The project "Towers of Hanoi" aimed at exploring the graphical processing capabilities of Java and has succeeded to a fairly good extent. It is an amazing mixture of Java and mathematical concepts. It shows how Java can be a powerful language for applications that need graphical functionalities.
The project is also a very good tool for entertainment. It gives various options to play with and makes thinking more enjoyable. The application can also be used as teaching aid for learners of Towers of Hanoi.Java is an object-oriented programming language developed by Sun Microsystems that plays to the strengths of the Internet. JavaSoft, an operating company of Sun Microsystems, spent years developing a high-powered programming language for the '90s and beyond.
Object-oriented programming (OOP) is an unusual but powerful way to develop software. In OOP, a computer program is considered to be a group of objects that interact with each other The feature that is best known about Java is that it can be used to create programs that execute from World Wide Web pages. These programs are called applets. Java programs made such a big splash on the Web because they offered interactivity in a medium that was largely one way.
Probably the most well-known Java programs are Java applets.

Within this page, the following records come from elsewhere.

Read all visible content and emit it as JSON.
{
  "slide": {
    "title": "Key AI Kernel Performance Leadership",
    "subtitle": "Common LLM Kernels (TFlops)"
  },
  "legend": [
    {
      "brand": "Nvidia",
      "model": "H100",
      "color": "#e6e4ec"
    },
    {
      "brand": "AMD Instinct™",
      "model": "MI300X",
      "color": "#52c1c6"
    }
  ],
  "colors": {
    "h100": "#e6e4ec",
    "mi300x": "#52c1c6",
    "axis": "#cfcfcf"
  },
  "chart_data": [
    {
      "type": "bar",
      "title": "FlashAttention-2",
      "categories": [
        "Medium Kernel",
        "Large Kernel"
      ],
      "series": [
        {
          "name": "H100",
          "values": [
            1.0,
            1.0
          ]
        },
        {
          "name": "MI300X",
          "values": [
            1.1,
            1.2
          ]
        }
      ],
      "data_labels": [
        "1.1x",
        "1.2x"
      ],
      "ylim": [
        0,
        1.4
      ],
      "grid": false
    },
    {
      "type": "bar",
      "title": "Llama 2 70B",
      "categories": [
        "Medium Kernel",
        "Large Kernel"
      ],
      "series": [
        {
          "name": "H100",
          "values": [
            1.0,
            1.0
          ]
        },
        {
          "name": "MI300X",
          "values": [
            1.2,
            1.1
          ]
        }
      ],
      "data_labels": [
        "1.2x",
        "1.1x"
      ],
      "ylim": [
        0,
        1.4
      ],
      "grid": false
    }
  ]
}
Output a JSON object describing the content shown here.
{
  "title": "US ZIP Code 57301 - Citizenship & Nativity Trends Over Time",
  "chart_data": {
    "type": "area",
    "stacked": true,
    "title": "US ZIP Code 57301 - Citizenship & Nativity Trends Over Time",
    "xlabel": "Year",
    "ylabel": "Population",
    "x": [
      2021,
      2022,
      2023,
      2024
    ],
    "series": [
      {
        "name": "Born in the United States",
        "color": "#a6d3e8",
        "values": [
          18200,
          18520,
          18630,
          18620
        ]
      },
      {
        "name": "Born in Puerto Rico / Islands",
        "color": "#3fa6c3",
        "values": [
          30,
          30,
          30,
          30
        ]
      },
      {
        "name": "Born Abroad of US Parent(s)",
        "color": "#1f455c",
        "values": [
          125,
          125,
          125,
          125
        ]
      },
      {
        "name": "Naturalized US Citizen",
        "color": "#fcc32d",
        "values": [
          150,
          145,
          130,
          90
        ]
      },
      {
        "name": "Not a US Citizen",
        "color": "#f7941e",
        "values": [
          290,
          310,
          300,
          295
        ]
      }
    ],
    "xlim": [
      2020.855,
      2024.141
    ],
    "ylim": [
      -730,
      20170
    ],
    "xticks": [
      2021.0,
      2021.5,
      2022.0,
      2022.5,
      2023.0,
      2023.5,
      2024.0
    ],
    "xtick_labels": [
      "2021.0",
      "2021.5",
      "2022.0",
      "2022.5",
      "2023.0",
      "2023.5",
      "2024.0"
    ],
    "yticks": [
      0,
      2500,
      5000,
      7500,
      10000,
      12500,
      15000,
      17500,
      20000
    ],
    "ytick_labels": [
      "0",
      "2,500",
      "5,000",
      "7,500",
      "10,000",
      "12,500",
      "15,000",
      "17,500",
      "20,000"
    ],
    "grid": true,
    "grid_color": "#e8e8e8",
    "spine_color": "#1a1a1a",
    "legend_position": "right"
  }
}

An applet is a Java program that adheres to certain conventions that allow it to run within a Java-enabled browser. However, Java is not just for writing cute, entertaining applets for the World Wide Web ("Web"). Java is a general-purpose, high-level programming language and a powerful software platform. Using the generous Java API, you can write many types of programs.
The most common types of programs are probably applets and applications, where a Java application is a standalone program that runs directly on the Java platform. A special kind of application known as a server serves and supports clients on a network.
Examples of servers include Web servers, proxy servers, mail servers, print servers, and boot servers. Another specialized program is a servlet. Servlets are similar to applets in that they are runtime extensions of applications. Instead of working in browsers, though, servlets run within Java servers, configuring or tailoring the server.